Tutte also declared that in spite of ongoing political uncertainty, the market was looking resilient, adding however that “London is different” due to the number of people working in the financial sector in the capital.
Meanwhile, Redrow chairman, Steve Morgan, who will be submitting their financial results before his retirement in March this year, 45 years after creating the company, pressed the Government not to allow the Brexit deadline to go beyond March 29th: “There is a tendency to blame everything on Brexit – it is highly disruptive of course but people just want to have it over and done with and we hope it is not delayed beyond March 29th,” he said. According to Morgan, stamp duty is a greater obstacle than Brexit, affecting nationwide transactions, although especially in London.
Tutte was of the same opinion: “Overall housing transactions have been flat at 1.1 million for a few years and this is due to stamp duty – stamp duty on a £500,000 house is £15,000 and people are saying ‘we’re not going to pay it’.”
Tutte also added that Redrow would not change their strategy before changes to the Help to Buy scheme, which will see regional price caps come into action past 2021: “The thresholds and boundaries are arbitrary – it’s a postcode lottery,” he said. “The threshold in Stratford-upon-Avon is £200,000 less than Banbury 20 minutes down the road. There is time for the Government to look at that.”
During 2018, a total of 159,617 new homes were registered by developers with NHBC. This results in a 0.5% decrease on the 2017 figure (160,396). Whilst the affordable sector remained consistent (42,120 in 2018 – 42,024 in 2017), the private sector dropped by 1% – 117,497 in 2018, compared to 118,372 in 2017. However, the final quarter of the year saw a 2% increase in new home registrations (40,513 compared to 39,736).
New home completions for the year also remained steady, going up by 1% on the 2017 total – 149,480 in 2018, 147,552 in 2017.
Eight of the 12 months in 2018 showed an increase in registrations, compared to the equivalent whole year period in 2017. Despite the awful weather that hindered the beginning of the year and the uncertainty in the industry around Brexit, there were 7 successive months of growth.
There was growth in 6 of the 12 UK regions in 2018, compared to 2017; in particular – Yorkshire & Humberside (+20%), the North West (+7%) and Northern Ireland (+39%). Whereas in London, new home registrations dropped by 10% in 2018 to 16,069 (17,932 in 2017).

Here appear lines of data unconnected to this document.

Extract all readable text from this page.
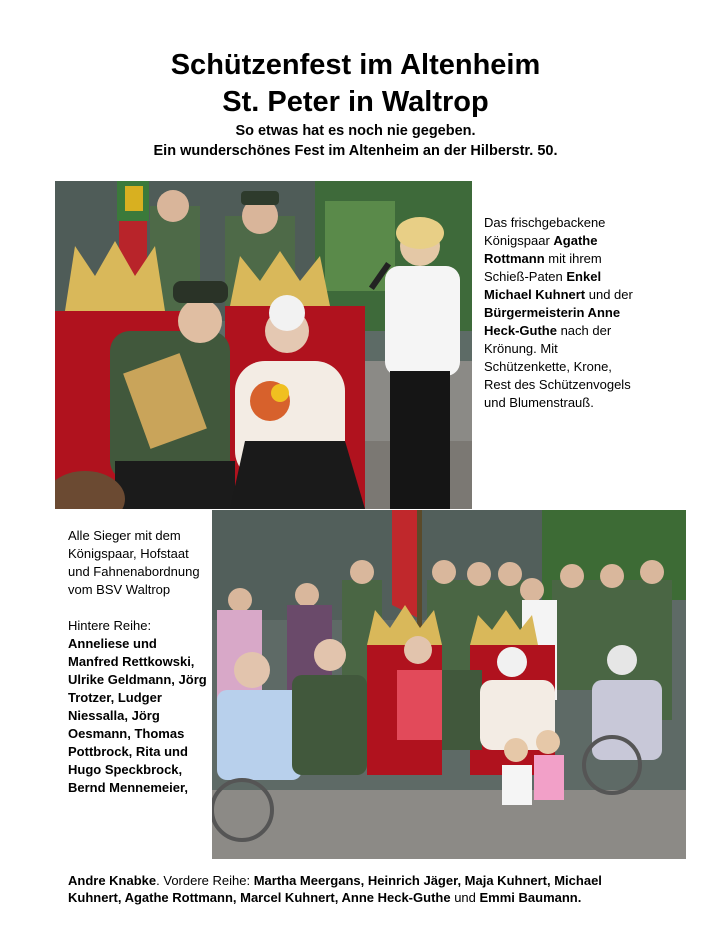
Schützenfest im Altenheim
St. Peter in Waltrop
So etwas hat es noch nie gegeben.
Ein wunderschönes Fest im Altenheim an der Hilberstr. 50.
Das frischgebackene Königspaar Agathe Rottmann mit ihrem Schieß-Paten Enkel Michael Kuhnert und der Bürgermeisterin Anne Heck-Guthe nach der Krönung. Mit Schützenkette, Krone, Rest des Schützenvogels und Blumenstrauß.
Alle Sieger mit dem Königspaar, Hofstaat und Fahnenabordnung vom BSV Waltrop
Hintere Reihe:
Anneliese und Manfred Rettkowski, Ulrike Geldmann, Jörg Trotzer, Ludger Niessalla, Jörg Oesmann, Thomas Pottbrock, Rita und Hugo Speckbrock, Bernd Mennemeier,
Andre Knabke. Vordere Reihe: Martha Meergans, Heinrich Jäger, Maja Kuhnert, Michael Kuhnert, Agathe Rottmann, Marcel Kuhnert, Anne Heck-Guthe und Emmi Baumann.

NHBC Chief Executive, Steve Wood, commented: “The full year figures of nearly 160,000 new home registrations demonstrate the resilience of the UK housebuilding industry. 2018 has been a demanding year, with the extreme weather conditions in the early part and the continuing political and economic uncertainties, which are extending into 2019. Whatever the environment, NHBC will continue to support housebuilders to deliver the high-quality, new homes that the country needs.”